Yo apenas me asomo al gran ventanal de mi cuarto. Les miro, y casi me animo a ser como ellos. El invierno no conoce mis sábanas, siempre cálidas, traviesas, orgullosas de sus arrugas, y mis secretos. Solo en ellas confío.
La tarde fue corta. Los demonios del domingo me hacen burlas, pero llegaron tarde a un fin de semana que fue fin y comienzo.

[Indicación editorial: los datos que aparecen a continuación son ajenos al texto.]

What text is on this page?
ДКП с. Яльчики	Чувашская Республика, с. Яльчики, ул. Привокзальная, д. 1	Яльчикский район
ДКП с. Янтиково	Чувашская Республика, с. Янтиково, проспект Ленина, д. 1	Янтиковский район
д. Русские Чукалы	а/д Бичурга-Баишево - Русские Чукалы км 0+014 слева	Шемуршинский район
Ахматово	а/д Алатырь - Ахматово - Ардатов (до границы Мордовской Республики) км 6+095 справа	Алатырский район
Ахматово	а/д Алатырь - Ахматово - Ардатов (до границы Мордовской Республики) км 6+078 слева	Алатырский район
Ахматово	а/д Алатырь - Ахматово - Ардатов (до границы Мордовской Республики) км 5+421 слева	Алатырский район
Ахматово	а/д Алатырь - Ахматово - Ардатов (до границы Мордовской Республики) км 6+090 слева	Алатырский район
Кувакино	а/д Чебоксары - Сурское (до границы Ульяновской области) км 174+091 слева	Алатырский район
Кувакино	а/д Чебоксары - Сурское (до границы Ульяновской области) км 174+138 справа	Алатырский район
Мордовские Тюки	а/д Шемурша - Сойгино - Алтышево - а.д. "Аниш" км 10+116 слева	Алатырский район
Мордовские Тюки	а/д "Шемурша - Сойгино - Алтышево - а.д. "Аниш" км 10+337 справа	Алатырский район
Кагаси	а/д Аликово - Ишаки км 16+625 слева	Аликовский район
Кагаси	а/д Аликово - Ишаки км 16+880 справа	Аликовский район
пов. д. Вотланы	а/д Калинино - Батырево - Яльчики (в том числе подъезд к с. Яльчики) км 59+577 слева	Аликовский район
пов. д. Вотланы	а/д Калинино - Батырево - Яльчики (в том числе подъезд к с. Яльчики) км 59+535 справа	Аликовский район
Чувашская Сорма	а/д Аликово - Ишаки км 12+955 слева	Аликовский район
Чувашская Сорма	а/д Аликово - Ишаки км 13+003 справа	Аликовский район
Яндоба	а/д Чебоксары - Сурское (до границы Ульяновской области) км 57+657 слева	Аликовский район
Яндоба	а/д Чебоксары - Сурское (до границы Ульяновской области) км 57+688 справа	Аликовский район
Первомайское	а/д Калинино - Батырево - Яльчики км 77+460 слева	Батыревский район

Ya les conozco, primero asoman sus colas y luego retuercen los ojos, inquietos, suben por las paredes, cruzan bajo la cama, cuchichean, ríen, desandan, cambian letras, mientras leen estas oraciones patas arriba. Pero llegaron tarde, mojados, sin sombrilla.
A unos pasos, un angelote permanece atento, regidor entre nubes y almas. Alguien sin rostro, lee este montón de oraciones, hechas al descuido. Sujetos y predicados en desorden, clandestinos frente a las severidades de la Gramática. Ideas sueltas, faltas, erratas, disturbios o sensatez bajo la llovizna.
Párrafos que no admitirían el almidón de los márgenes, los títulos.
Vocales y consonantes hiladas de un tirón, salieron en busca de una ventana.